The coronavirus crisis is accelerating a shift in the world of autonomous cars toward delivering packages instead of people, as big players open up a lead over startups in the race for funding.
“The reality right now is that goods delivery is a bigger market than moving people,” John Krafcik, chief executive officer of self-driving technology company Waymo, told Reuters in early May.
Waymo, a unit of Google’s parent Alphabet, started out focusing on autonomous taxis. It has also been developing autonomous trucks and delivery vehicles, and has signed deals with UPS and Walmart on automated delivery pilots. Waymo has branded its delivery operation as Waymo Via.
Now, Waymo has $3 billion in fresh capital after expanding its first funding round from outside investors with $750 million raised in mid-May.
Investors over the past seven months have pumped at least $6 billion into more than two dozen companies involved in autonomous delivery of goods and food, from drones to heavy trucks, according to a Reuters analysis.

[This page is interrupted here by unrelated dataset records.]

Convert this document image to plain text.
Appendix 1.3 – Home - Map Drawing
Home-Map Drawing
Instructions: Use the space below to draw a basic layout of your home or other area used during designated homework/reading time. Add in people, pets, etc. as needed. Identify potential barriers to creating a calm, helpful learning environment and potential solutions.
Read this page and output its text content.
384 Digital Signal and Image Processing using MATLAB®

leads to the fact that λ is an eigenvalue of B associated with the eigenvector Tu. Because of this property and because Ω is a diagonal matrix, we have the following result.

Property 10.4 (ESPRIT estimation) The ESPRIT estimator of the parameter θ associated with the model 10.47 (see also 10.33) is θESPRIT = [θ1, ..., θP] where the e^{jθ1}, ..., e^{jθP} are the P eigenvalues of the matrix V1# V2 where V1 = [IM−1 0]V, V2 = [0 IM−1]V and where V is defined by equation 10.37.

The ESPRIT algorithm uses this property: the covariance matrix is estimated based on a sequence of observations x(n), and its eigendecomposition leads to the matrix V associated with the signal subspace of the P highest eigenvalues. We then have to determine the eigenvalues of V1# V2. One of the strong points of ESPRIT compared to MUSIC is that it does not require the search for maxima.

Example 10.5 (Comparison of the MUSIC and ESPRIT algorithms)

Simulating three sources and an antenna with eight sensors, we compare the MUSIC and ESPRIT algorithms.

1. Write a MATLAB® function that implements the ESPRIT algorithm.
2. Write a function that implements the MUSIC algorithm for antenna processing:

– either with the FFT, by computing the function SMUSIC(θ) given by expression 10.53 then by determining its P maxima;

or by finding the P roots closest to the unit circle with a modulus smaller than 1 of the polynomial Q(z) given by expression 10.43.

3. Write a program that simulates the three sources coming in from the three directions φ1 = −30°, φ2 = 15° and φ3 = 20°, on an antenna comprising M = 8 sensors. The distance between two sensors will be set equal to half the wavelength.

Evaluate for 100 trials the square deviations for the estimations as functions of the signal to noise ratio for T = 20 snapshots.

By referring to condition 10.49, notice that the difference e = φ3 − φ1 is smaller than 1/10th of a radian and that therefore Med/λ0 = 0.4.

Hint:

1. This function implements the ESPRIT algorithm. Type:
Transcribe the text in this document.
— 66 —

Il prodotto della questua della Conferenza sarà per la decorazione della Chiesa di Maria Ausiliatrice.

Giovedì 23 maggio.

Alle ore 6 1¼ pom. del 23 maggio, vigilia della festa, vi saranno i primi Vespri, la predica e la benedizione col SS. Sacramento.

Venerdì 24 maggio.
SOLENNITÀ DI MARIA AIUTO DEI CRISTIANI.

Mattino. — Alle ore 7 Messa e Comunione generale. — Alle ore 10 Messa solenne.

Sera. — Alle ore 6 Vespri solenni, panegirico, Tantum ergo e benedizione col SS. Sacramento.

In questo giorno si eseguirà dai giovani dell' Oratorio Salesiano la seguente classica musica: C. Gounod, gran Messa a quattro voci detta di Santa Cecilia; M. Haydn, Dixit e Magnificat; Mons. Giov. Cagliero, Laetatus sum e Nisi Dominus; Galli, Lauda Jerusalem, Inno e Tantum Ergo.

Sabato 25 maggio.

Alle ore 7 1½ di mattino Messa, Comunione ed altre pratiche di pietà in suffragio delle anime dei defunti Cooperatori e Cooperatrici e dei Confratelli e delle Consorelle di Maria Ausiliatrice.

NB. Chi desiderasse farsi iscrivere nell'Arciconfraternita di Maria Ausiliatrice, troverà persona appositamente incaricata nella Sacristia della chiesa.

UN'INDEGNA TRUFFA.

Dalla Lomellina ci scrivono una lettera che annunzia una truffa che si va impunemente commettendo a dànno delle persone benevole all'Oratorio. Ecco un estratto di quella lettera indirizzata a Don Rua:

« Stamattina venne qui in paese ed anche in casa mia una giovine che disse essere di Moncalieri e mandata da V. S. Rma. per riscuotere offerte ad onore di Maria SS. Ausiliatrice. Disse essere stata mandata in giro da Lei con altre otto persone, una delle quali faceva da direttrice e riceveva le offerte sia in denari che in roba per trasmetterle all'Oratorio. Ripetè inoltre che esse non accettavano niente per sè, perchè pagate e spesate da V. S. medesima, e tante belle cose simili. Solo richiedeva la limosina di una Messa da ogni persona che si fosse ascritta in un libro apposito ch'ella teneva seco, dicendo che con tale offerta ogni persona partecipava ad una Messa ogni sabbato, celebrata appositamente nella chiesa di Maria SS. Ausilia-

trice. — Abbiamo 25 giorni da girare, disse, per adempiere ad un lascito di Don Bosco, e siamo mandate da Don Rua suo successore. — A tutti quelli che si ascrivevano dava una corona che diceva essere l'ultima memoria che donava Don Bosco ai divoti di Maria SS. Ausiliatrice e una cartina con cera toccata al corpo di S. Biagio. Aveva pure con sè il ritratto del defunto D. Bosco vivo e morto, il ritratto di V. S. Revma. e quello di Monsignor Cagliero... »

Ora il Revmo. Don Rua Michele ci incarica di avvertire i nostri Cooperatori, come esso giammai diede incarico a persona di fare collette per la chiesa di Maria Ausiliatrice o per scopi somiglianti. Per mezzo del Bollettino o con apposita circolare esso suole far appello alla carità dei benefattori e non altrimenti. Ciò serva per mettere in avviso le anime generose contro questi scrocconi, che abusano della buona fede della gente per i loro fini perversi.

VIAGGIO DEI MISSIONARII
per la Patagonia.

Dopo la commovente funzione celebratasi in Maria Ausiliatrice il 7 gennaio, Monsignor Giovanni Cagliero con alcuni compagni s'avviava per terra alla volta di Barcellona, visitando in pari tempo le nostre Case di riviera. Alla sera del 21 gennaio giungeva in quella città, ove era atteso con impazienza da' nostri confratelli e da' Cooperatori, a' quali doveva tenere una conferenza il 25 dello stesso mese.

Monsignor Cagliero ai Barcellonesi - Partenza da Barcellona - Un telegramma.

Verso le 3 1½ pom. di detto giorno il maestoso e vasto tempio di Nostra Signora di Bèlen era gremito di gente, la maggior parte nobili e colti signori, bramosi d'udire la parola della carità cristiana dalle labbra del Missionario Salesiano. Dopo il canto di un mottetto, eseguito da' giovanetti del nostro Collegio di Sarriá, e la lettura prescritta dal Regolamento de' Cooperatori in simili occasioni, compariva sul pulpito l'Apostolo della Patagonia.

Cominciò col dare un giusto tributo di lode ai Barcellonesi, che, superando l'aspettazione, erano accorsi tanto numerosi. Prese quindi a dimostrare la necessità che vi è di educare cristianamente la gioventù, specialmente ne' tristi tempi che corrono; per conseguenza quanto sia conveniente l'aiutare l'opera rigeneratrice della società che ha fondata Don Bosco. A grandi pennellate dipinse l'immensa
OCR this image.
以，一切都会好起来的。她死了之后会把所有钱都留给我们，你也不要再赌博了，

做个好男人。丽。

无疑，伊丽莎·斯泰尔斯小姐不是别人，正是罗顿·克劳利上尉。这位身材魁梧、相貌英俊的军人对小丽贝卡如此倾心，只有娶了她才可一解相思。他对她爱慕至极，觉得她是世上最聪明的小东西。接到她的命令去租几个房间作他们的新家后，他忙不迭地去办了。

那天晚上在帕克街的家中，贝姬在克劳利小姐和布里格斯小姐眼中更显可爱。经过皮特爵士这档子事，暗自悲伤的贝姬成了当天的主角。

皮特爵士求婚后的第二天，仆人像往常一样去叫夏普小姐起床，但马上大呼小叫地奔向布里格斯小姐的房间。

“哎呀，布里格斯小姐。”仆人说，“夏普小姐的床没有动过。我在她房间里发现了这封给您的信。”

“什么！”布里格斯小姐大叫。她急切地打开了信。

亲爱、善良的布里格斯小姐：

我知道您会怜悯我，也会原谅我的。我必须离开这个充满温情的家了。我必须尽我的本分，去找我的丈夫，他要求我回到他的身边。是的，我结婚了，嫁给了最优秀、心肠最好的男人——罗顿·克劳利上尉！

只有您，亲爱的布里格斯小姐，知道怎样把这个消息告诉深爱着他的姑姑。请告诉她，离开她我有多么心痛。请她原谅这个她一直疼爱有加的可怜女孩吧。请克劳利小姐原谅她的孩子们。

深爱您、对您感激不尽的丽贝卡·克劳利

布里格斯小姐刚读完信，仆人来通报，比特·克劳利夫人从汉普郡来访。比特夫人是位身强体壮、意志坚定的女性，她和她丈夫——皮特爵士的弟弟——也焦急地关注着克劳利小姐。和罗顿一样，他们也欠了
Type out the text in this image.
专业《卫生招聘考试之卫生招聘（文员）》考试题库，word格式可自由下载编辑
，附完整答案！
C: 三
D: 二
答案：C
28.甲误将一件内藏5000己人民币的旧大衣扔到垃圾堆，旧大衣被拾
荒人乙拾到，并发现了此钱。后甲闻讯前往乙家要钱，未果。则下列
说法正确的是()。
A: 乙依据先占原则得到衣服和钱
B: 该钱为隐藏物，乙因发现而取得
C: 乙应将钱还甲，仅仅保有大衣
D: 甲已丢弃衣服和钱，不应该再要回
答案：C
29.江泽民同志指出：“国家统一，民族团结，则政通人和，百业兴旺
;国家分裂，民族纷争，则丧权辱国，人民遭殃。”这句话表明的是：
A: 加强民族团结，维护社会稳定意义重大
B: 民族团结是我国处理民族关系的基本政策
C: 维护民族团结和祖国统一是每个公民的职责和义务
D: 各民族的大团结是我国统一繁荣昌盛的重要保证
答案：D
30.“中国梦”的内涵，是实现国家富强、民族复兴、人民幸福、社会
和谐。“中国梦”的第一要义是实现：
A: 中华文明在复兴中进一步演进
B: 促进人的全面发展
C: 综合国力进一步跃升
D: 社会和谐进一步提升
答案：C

The bulk of that investment – more than $4 billion since January – has flowed to big, late-stage companies such as Waymo and Didi Chuxing that are automating both ride and delivery services.
Automated sidewalk delivery robots have drawn lots of ink, but little recent investment. Still, more and more cities and companies are trying them out.
Christopher Bruno, head of the Fairfax, Virginia, economic development office, rushed to get Starship sidewalk robots on the street as soon as the coronavirus pandemic shut down the city.
“I think without a crisis, there would have been some skepticism as to whether this would have been used or not,” Bruno said. Formal approval for new businesses usually takes six to 10 months, he said, but “we did it in a week and a half.” Now 20 robots in Fairfax are delivering meals, groceries, and hair products.
Early-stage investors are favoring heavy truck automation startups and companies that bundle hardware and software into a “full stack.”